As a consequence of the previous one, design thinking will be more relevant as you’ll need to think in business solutions, not just solutions to optimization problems.

And here I see two kinds of design thinking.

One that goes to architecture design, where you’ll design systems with clear interfaces. This module reads data, this one solves, this other one presents results. The AI can implement each module, but you’ll be the designer of them.

The other one goes to product thinking, where you’ll spend more time on thinking which problem you’re actually solving, who’s going to use it, or what does success look like. But you’ll spend less time on how to code the thing itself.

🔱 Problem formulation

If you want to let Claude Code build the Queens solver, you wouldn’t say “write a constraint programming model”.

You’d rather say “the Queens can’t touch each other, can’t be in the same color region, can’t be in the same row or column”.

The clearer my business rules, the better the code.

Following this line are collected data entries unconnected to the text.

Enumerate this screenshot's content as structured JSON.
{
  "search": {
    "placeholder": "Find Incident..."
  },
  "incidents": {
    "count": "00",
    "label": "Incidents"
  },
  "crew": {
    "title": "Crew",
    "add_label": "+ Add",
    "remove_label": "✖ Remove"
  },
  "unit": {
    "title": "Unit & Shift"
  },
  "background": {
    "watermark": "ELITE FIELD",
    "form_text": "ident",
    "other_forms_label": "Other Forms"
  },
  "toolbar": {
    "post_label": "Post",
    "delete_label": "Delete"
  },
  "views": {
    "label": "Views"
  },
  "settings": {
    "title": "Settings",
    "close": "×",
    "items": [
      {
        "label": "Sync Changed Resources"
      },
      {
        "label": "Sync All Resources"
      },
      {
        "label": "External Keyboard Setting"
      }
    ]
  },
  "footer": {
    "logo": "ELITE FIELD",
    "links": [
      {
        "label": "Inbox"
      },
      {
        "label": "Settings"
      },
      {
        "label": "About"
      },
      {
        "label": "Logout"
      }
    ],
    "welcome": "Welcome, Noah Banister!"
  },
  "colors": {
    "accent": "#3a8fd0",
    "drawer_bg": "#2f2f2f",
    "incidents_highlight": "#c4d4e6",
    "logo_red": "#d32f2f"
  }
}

The AI can translate formulation → syntax. But it can’t ask your stakeholders the right questions to get that formulation.

That’s still on you.

🐛 Debugging

Here’s the uncomfortable truth: debugging vibe-coded OR models is harder because you didn’t write them. You don’t have the mental model of how it works, unless you personally approve every single change made by the AI. Which turns the development into something slow (slower than if you write the code yourself).

But debugging also gets better in some ways: I can ask Claude “why is this constraint infeasible?” and it can explain the logic back to me, or create a plan to understand why.

It’s like pair debugging.

You’ll talk with the AI to create plans that find the bug, and over time you’ll build your own sense of what to do, you’ll create a better intuition when working with it.

♻ DecisionOps

The gap between a prototype and production shrinks as vibe-coded models can go from idea to working demo in hours.

But does that mean they’re production-ready?

I don’t think so. Most of the times, they aren’t. You’ll need -more- discipline to not ship vibe-coded experiments into production.

And that discipline has a name: DecisionOps. Vibe-coding accelerates creation, DecisionOps safeguards adoption.

📉 Automated, not obsolete

At the same time there are skills that matter more, there are skills that matter less.

It’s not like they’re going to disappear, it’s just they’re being automated.